Experiment 2: Impact of Embedding Size. The size of embedding vector determines the feature description ability especially when we embed various kinds of input data. Towards this end, we further investigate the impact of embedding size, which is summarized in Fig. 5. The latent factor (LF) size is set to 8. The empirical evidence shows that the performance curves rise first and then stabilize. We speculate that increasing the embedding size can partly alleviate recommendation efficiency, but as the dimension continues to rise, it also brings the risk of overfitting and harms the recommendation performance.

Fig. 5.
figure 5

Performance comparison in different size of embedding vector.

Fig. 6.
figure 6

Recommendation performance in different number of iterations.

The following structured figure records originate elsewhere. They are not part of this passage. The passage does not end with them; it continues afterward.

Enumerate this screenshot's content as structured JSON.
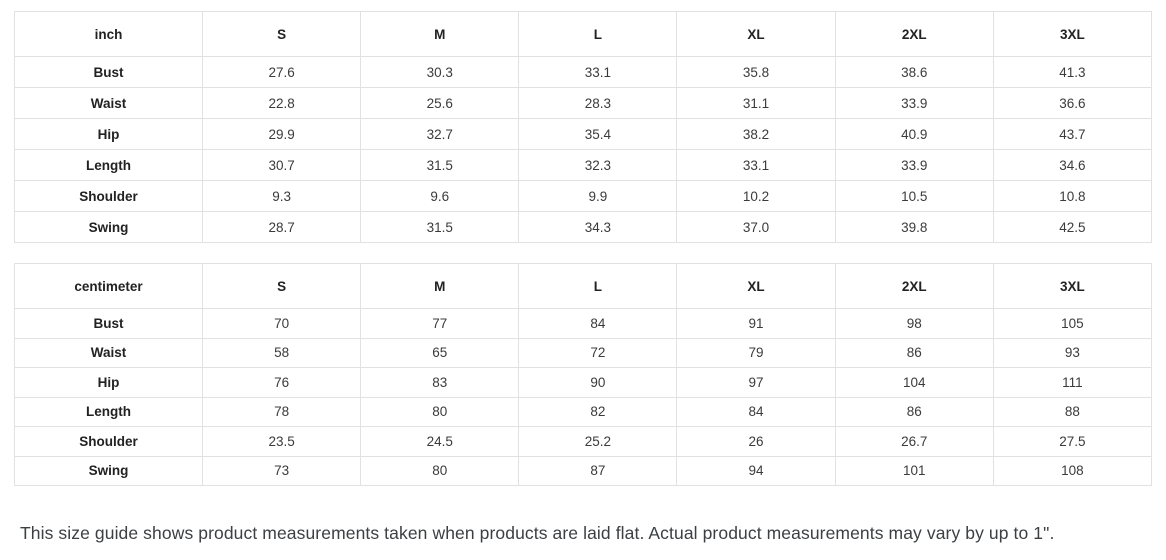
{
  "chart_data": [
    {
      "type": "table",
      "title": "inch",
      "columns": [
        "S",
        "M",
        "L",
        "XL",
        "2XL",
        "3XL"
      ],
      "rows": [
        {
          "label": "Bust",
          "values": [
            "27.6",
            "30.3",
            "33.1",
            "35.8",
            "38.6",
            "41.3"
          ]
        },
        {
          "label": "Waist",
          "values": [
            "22.8",
            "25.6",
            "28.3",
            "31.1",
            "33.9",
            "36.6"
          ]
        },
        {
          "label": "Hip",
          "values": [
            "29.9",
            "32.7",
            "35.4",
            "38.2",
            "40.9",
            "43.7"
          ]
        },
        {
          "label": "Length",
          "values": [
            "30.7",
            "31.5",
            "32.3",
            "33.1",
            "33.9",
            "34.6"
          ]
        },
        {
          "label": "Shoulder",
          "values": [
            "9.3",
            "9.6",
            "9.9",
            "10.2",
            "10.5",
            "10.8"
          ]
        },
        {
          "label": "Swing",
          "values": [
            "28.7",
            "31.5",
            "34.3",
            "37.0",
            "39.8",
            "42.5"
          ]
        }
      ]
    },
    {
      "type": "table",
      "title": "centimeter",
      "columns": [
        "S",
        "M",
        "L",
        "XL",
        "2XL",
        "3XL"
      ],
      "rows": [
        {
          "label": "Bust",
          "values": [
            "70",
            "77",
            "84",
            "91",
            "98",
            "105"
          ]
        },
        {
          "label": "Waist",
          "values": [
            "58",
            "65",
            "72",
            "79",
            "86",
            "93"
          ]
        },
        {
          "label": "Hip",
          "values": [
            "76",
            "83",
            "90",
            "97",
            "104",
            "111"
          ]
        },
        {
          "label": "Length",
          "values": [
            "78",
            "80",
            "82",
            "84",
            "86",
            "88"
          ]
        },
        {
          "label": "Shoulder",
          "values": [
            "23.5",
            "24.5",
            "25.2",
            "26",
            "26.7",
            "27.5"
          ]
        },
        {
          "label": "Swing",
          "values": [
            "73",
            "80",
            "87",
            "94",
            "101",
            "108"
          ]
        }
      ]
    }
  ],
  "footer": {
    "note": "This size guide shows product measurements taken when products are laid flat. Actual product measurements may vary by up to 1\"."
  },
  "colors": {
    "background": "#ffffff",
    "border": "#e1e1e1",
    "cell_text": "#3b3b3b",
    "header_text": "#222222",
    "footnote_text": "#3c4043"
  }
}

Experiment 3: Performance Changes with Iterations. As the number of iterations increases, the parameters in the neural network will be updated numerous times, and the fitting effect goes from underfitting to overfitting. Figure 6 shows the recommendation performance of the algorithms of each iteration on our dataset. We can see that with more iterations, the performance first rises rapidly and then decreases gradually in both two metrics, which indicates that the more iterations may lead to overfitting.

5 Conclusion

In this work, we proposed an efficient recommendation algorithm called SACF for crowdsourced time-sync videos, which exploits the characteristics of the TSC data. By integrating the semantic embedding with collaborative filtering paradigm, SACF achieves much better performance compared to other algorithms on real datasets. In the future, we will continue to delve into this field. On the one hand, we can better model the user’s interest based on the rich emoji data in TSCs. On the other hand, we can also infer the user’s mood in real time according to the TSC that the user just sent. Such mood-aware data can definitely improve the performance in real-time recommender systems.